According to a discussion on a Pro Football Focus post, Young has been taking this S2 test since the 10th grade. We call that practice. But we do not know if Stroud had previous experience with the test. These are the types of things that must be known to understand the scope, viability and relative value of such test results.
The S2 Cognition test is done on a video screen, or via virtual reality headgear, and involves tracking an ever-increasing bunch of dots and reacting appropriately. On its company website, this is how S2 describes itself:
At S2 Cognition, we see the game differently...Often referred to as instincts or it factor, S2 has discovered a way to define the undefinable – to quantify the intangible. Our scientifically validated evaluation determines how athletes process information at game speed and react when the pressure is on. Equipped with this blueprint, athletes and coaches can tailor training and drills to maximize players’ strengths and develop strategies for their challenges.

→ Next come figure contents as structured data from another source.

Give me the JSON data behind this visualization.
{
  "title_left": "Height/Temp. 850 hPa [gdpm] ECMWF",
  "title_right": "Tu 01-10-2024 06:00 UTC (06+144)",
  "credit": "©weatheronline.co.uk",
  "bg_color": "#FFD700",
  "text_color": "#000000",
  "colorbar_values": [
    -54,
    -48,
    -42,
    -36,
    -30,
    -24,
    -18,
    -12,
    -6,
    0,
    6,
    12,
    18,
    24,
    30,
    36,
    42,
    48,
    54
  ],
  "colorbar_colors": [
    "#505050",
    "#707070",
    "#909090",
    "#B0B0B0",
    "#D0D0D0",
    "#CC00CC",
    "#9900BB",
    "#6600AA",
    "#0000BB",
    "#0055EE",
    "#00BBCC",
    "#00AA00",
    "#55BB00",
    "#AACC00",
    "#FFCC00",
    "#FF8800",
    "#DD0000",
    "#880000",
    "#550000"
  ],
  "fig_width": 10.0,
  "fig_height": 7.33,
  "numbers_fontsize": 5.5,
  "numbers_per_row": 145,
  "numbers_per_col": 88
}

Define the undefinable? Quantify the intangible? The terms "oxymoron" and "jabberwocky" come to mind. Nice creative writing, though.
In the interest of full disclosure, NFLDraftScout.com rated Young No. 1 for a couple of months, but after the Indy Combine and Pro Days, we moved him to No. 2 and put Stroud at No. 1 for reasons we discuss on our site. We believe it remains a close call. But if NFL teams take this S2 information to heart, there is the chance that Stroud could take a precipitous fall in the draft ratings.
NFLDraftScout.com talked to more than two dozen college and pro coaches and scouts about Stroud over the past year. They expressed concerns about his unwillingness to run and a habit of locking on to his primary receiver too long — common stuff. But none of them questioned his ability to, uh, think. To the contrary, they praised the way he stood in the pocket, went through his progressions and made good decisions. But that was on a football field, not a video screen.
By the way, Stroud is 6-3, 214 and Young is 5-10, 190-ish. That's probably of no consequence on a video screen or virtual reality test yet certainly should be a factor for playing football against 300-pound men.
But, like the soaring reliability on analytics, maybe these video tests are the latest next-level method of scouting. The intel we received was mainly from those studying hours of game tape — from actual games — and not derived from a mind-probing, abstract video that registers your fingers' reactions in milliseconds to what happens on a screen.
Wait, didn't Electronic Arts already do that? It is called Madden Football.
That's it. Let's have Stroud and Young square off in a game of Madden Football. The winner gets to pick which NFL team can draft him.